Sometimes a mutation affects multiple cache keys. For example, completing a todo might update both the todo list and a separate "stats" endpoint:

interface Stats {
total: number;
completed: number;
}

const getStats = client.createRequest<{ response: Stats }>()({
endpoint: "/todos/stats",
method: "GET",
});

const completeTodo = client
.createRequest<{
response: Todo;
payload: { completed: true };
}>()({
endpoint: "/todos/:todoId/complete",
method: "PATCH",
})
.setOptimistic(({ client, request }) => {
const todoId = Number(request.params?.todoId);

// Snapshot both caches
const todosSnapshot = client.cache.get(getTodos.cacheKey);
const statsSnapshot = client.cache.get(getStats.cacheKey);

// Update the todo list
client.cache.update(getTodos, (prev) => ({
...prev,
data: prev.data.map((t) => (t.id === todoId ? { ...t, completed: true } : t)),
}));

// Update the stats counter
if (statsSnapshot?.data) {
client.cache.update(getStats, (prev) => ({
...prev,
data: { ...prev.data, completed: prev.data.completed + 1 },
}));
}

return {
context: { todoId },
rollback: () => {
if (todosSnapshot) client.cache.set(getTodos, todosSnapshot);
if (statsSnapshot) client.cache.set(getStats, statsSnapshot);
},
invalidate: [getTodos, getStats],
};
});
Cross-cache rollback

When rolling back multiple cache keys, use cache.set with full snapshots to avoid partial state.

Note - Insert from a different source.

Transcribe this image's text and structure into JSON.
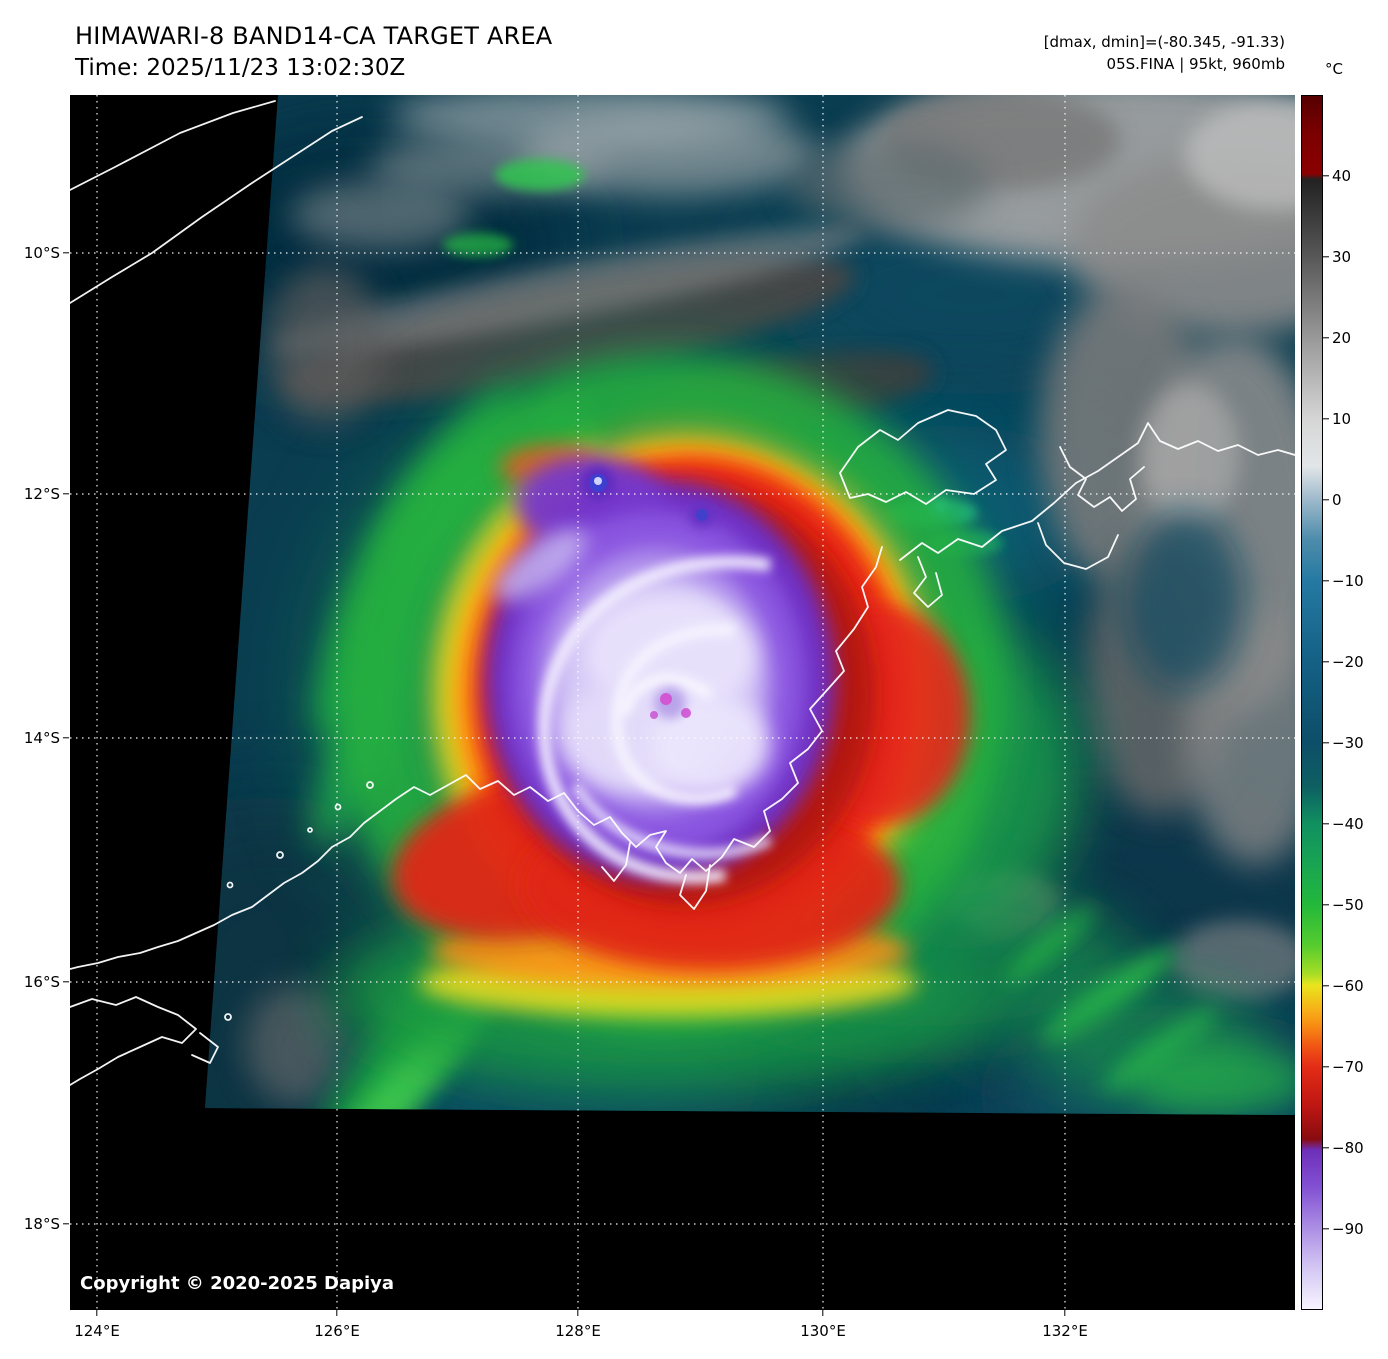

If multiple mutations modify overlapping caches concurrently, consider using per-item rollback instead of full snapshots.


Batch Operations

For operations like "complete all" or "delete selected," apply the same per-item principle at scale:

const completeAll = client
.createRequest<{
response: { updated: number };
payload: { todoIds: number[] };
}>()({
endpoint: "/todos/complete-all",
method: "POST",
})
.setOptimistic(({ client, payload }) => {
const idsToComplete = new Set(payload.todoIds);

// Snapshot only the items being changed
const currentList = client.cache.get(getTodos.cacheKey);
const previousItems = currentList?.data?.filter((t) => idsToComplete.has(t.id)) ?? [];

client.cache.update(getTodos, (prev) => ({
...prev,
data: prev.data.map((t) => (idsToComplete.has(t.id) ? { ...t, completed: true } : t)),
}));

return {
context: { completedIds: payload.todoIds },
rollback: () => {
// Restore each item to its previous state
const prevMap = new Map(previousItems.map((t) => [t.id, t]));
client.cache.update(getTodos, (prev) => ({
...prev,
data: prev.data.map((t) => prevMap.get(t.id) ?? t),
}));
},
invalidate: [getTodos],
};
});

Guidelines

ScenarioRollback strategyWhy
Single item in a listSnapshot the item, restore by IDOther concurrent mutations are unaffected
Toggle (on/off)Store the previous value, flip backSimple, no snapshot object needed
Create (add to list)Filter out by temp IDSee the basic guide
Cross-cache updateSnapshot each cache key, restore allAtomic revert across caches
Batch operationSnapshot affected items, restore by ID mapSame as single-item, scaled
Key takeaway

The fundamental rule for concurrent optimistic updates: scope your snapshot and rollback to the smallest unit of change. Snapshot the item, not the list. Rollback the item, not the world. This makes multiple in-flight mutations independent of each other.